How to govern military power presents one of the great global challenges of our age. Powerful, secretive and responsible for the world’s most destructive capabilities, when the governance of defence fails, it fails spectacularly. Despite this, defence sectors are often lacking the basic governance standards of other public sectors, with oversight, transparency and accountability requirements so often excluding defence because of broad and overused “national security” exemptions.
Our Responsible Defence Governance programme aims to help improve defence governance on a national level, and generate a global consensus on standards of governance that national defence institutions should uphold.
The goals of the Responsible Defence Governance programme are to
- Establish best practice on what responsible defence governance looks like.
- Support national actors to assess and address poor governance in their defence sectors.
- Generate global understanding and recognition of responsible defence governance standards.
Establish best practice on what responsible defence governance looks like
We develop best practice on how defence institutions can be responsibly governed, and sets out the oversight and transparency mechanisms that can be applied to the military to ensure integrity. Our Government Defence Integrity Index (GDI) assesses countries against this best practice.
Support national actors to assess and address poor governance in their defence sectors
Our GDI is a global index that assesses the existence, effectiveness, and enforcement of institutional and informal controls to manage the risk of corruption in defence and security institutions. It provides defence institutions with a comprehensive corruption risk assessment and highlights priority areas for improvement.
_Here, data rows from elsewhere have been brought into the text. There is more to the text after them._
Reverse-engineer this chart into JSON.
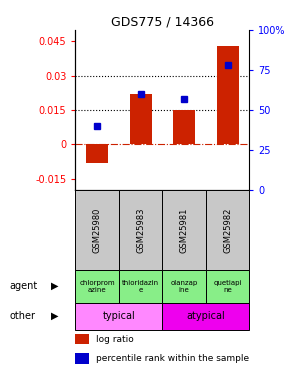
{
  "title": "GDS775 / 14366",
  "samples": [
    "GSM25980",
    "GSM25983",
    "GSM25981",
    "GSM25982"
  ],
  "log_ratio": [
    -0.008,
    0.022,
    0.015,
    0.043
  ],
  "percentile_rank": [
    40,
    60,
    57,
    78
  ],
  "ylim_left": [
    -0.02,
    0.05
  ],
  "ylim_right": [
    0,
    100
  ],
  "yticks_left": [
    -0.015,
    0,
    0.015,
    0.03,
    0.045
  ],
  "yticks_right": [
    0,
    25,
    50,
    75,
    100
  ],
  "bar_color": "#cc2200",
  "dot_color": "#0000cc",
  "agents": [
    "chlorprom\nazine",
    "thioridazin\ne",
    "olanzap\nine",
    "quetiapi\nne"
  ],
  "agent_color": "#88ee88",
  "other_groups": [
    {
      "label": "typical",
      "span": [
        0,
        2
      ],
      "color": "#ff88ff"
    },
    {
      "label": "atypical",
      "span": [
        2,
        4
      ],
      "color": "#ee00ee"
    }
  ],
  "hline_color": "#cc2200",
  "dotted_lines": [
    0.015,
    0.03
  ],
  "legend_labels": [
    "log ratio",
    "percentile rank within the sample"
  ],
  "legend_colors": [
    "#cc2200",
    "#0000cc"
  ],
  "background_color": "#ffffff",
  "gray_color": "#c8c8c8"
}
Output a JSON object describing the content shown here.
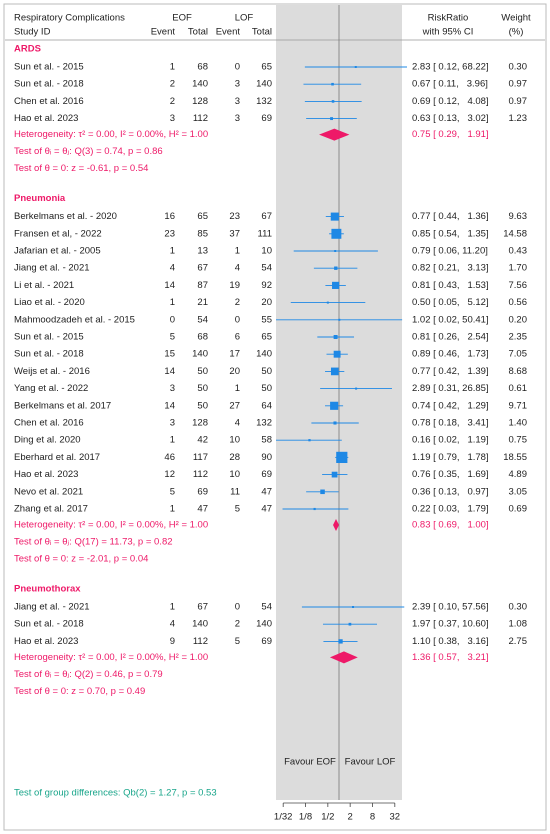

In doing so, it provides civil society and oversight bodies with a unique tool to help hold defence institutions to account.
Generate global understanding and recognition of responsible defence governance standards
Our Global Standards Initiative envisages the creation of an international political declaration, which would universalise norms around what it means to be a responsible power in the 21st Century, including commitments to basic transparency and accountability in one of the most opaque and closed off sectors in the world.